In the Maronite Church, the Entrance into Lent begins with “Cana Sunday”. The Wedding at Cana has, as its central theme, transformation. On the one hand we see this pattern: in the Gospel, water becomes wine; in the Liturgy, bread and wine become the Body and Blood of Christ. On the other hand his physical body, changed in the Resurrection, the greatest miracle, a new creation, is symbolized by the water-made-wine. This focus on change should lead us to make the necessary changes in our own spiritual lives. We move from an earthly wedding story to considering our life at the eternal Wedding Banquet.
Great Lent is above all the time of the Great Fast. Fasting, acts of penance and self-denial, as well as intense self-reflection, mark this season. One remedy for sin that the ancient Christians saw as helpful was fasting. Maronite Tradition has always encouraged heroic fasting, and our ancestors excelled at it. Maronites are obligated to fast and abstain from meat on Ash Monday (February 12, 2018) and Great Friday of the Crucifixion (March 30, 2018), and also to abstain from meat on all Fridays throughout Great Lent.
On the Fridays of Lent, the traditional Veneration of the Holy Cross is prayed, and at some parishes, Stations of the Cross are also prayed.
Great Lent is above all a time of purification and reflection before the wondrous celebration of the Glorious Resurrection, a time designed to lead us to personal and communal conversion. In view of our common sinfulness and need of purification, this season is as relevant now as ever.
Day of Recollection at St. Julie Billiart Parish
On Saturday, February 3rd, the Maronite Servants attended a Day of Recollection for Consecrated Religious hosted by the Diocese of Fall River, held at St. Julie’s Catholic Church in Dartmouth.
It was a beautiful day of prayer, reflection, conferences, and group sharing. It was a great joy to meet and greet the other consecrated men and women in the Diocese of Fall River. Mass was celebrated by His Excellency, Bishop Edgar de Cunha of the Diocese of Fall River, himself a consecrated religious. The Bishop gave a beautiful homily on the importance of keeping our love for Christ burning brightly in our hearts, and how this is the key to effectively transforming and touching the lives of others.

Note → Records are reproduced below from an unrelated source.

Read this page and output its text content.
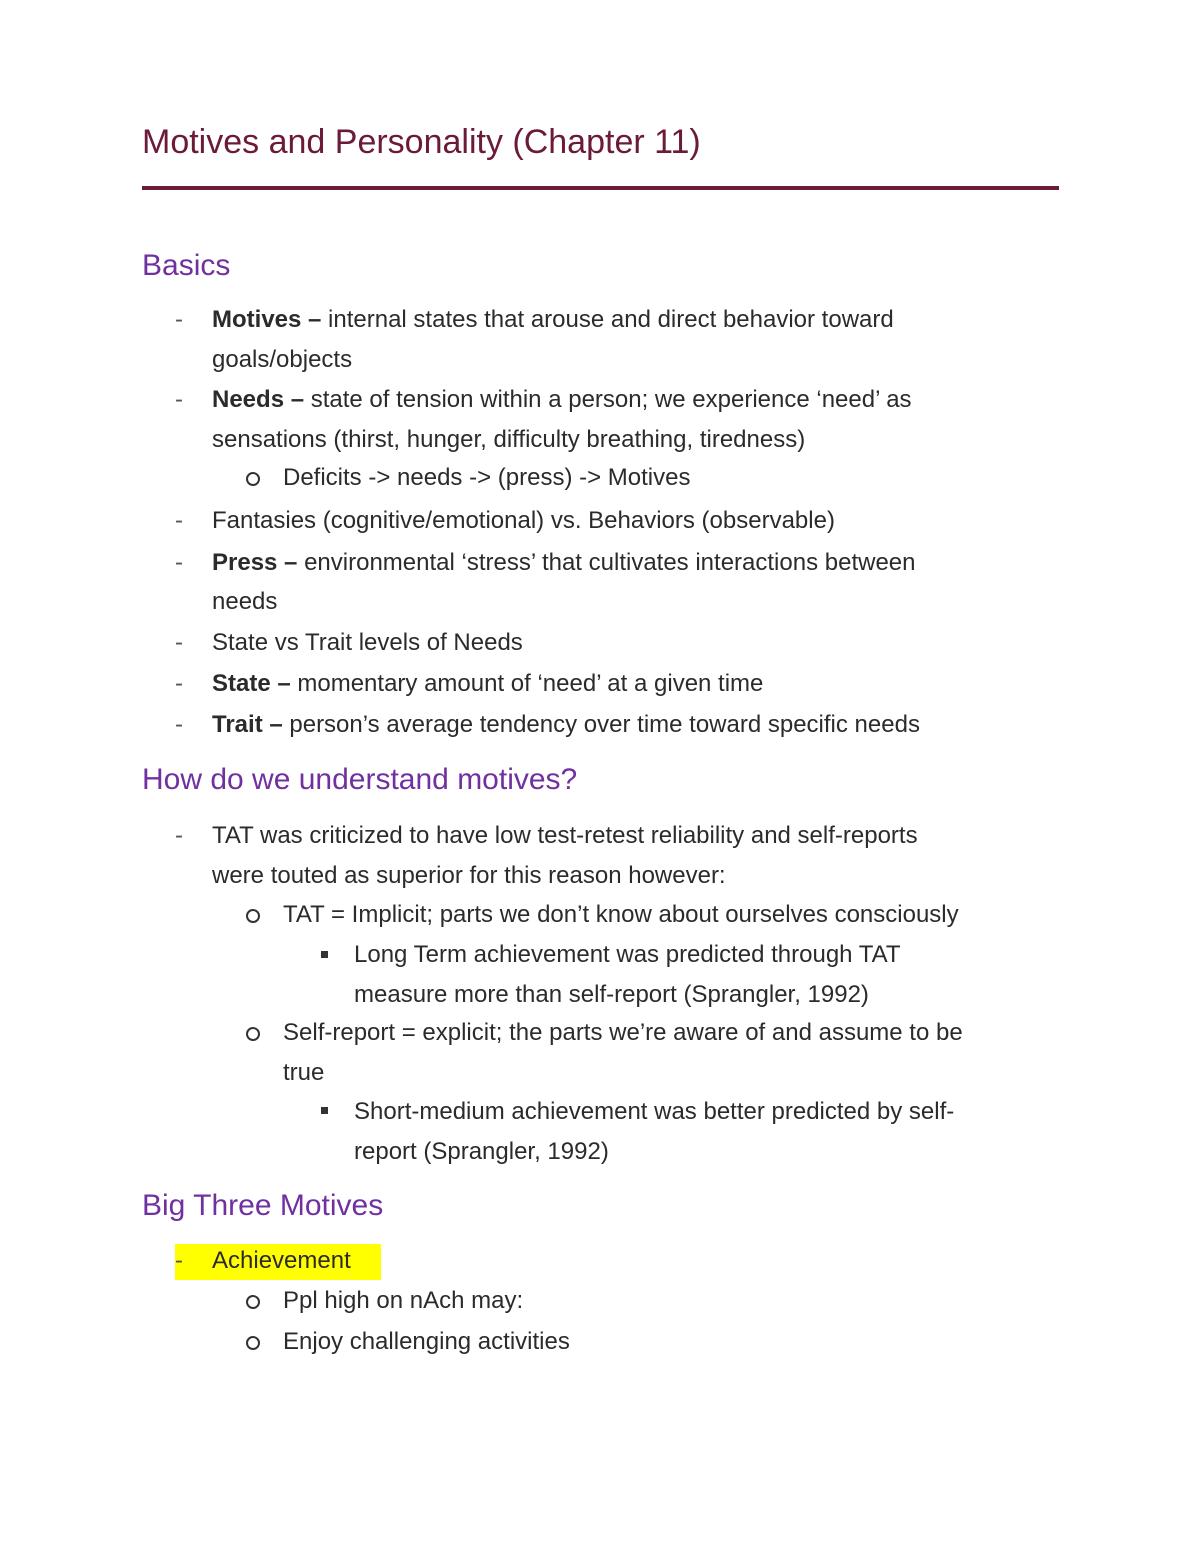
Motives and Personality (Chapter 11)
Basics
- Motives – internal states that arouse and direct behavior toward
goals/objects
- Needs – state of tension within a person; we experience ‘need’ as
sensations (thirst, hunger, difficulty breathing, tiredness)
Deficits -> needs -> (press) -> Motives
- Fantasies (cognitive/emotional) vs. Behaviors (observable)
- Press – environmental ‘stress’ that cultivates interactions between
needs
- State vs Trait levels of Needs
- State – momentary amount of ‘need’ at a given time
- Trait – person’s average tendency over time toward specific needs
How do we understand motives?
- TAT was criticized to have low test-retest reliability and self-reports
were touted as superior for this reason however:
TAT = Implicit; parts we don’t know about ourselves consciously
Long Term achievement was predicted through TAT
measure more than self-report (Sprangler, 1992)
Self-report = explicit; the parts we’re aware of and assume to be
true
Short-medium achievement was better predicted by self-
report (Sprangler, 1992)
Big Three Motives
- Achievement
Ppl high on nAch may:
Enjoy challenging activities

Catechesis on St. Maron and Great Lent
On Sunday, February 4th, following Divine Liturgy, the Maronite Servants offered a lesson of Catechesis to the children of the parish on the Feast of St. Maron on February 9th and Great Lent.
Sr. Natalie Sayde spoke to the children about the extraordinary life of St. Maron and how and why he is important to us as Maronites. Sister reminded the children that for Maronites, the Feast of St. Maron on February 9, is a Holy Day of Obligation, and that we should attend Mass, if we can.
Mother Marla Marie spoke to the children about the importance of the upcoming season of Great Lent, and how Lent is a time for us to exercise our muscles of love, loving God and our neighbor, in a more intentional way. With the help of the sisters and other catechists, each child was able to come up with their own plan for Lent.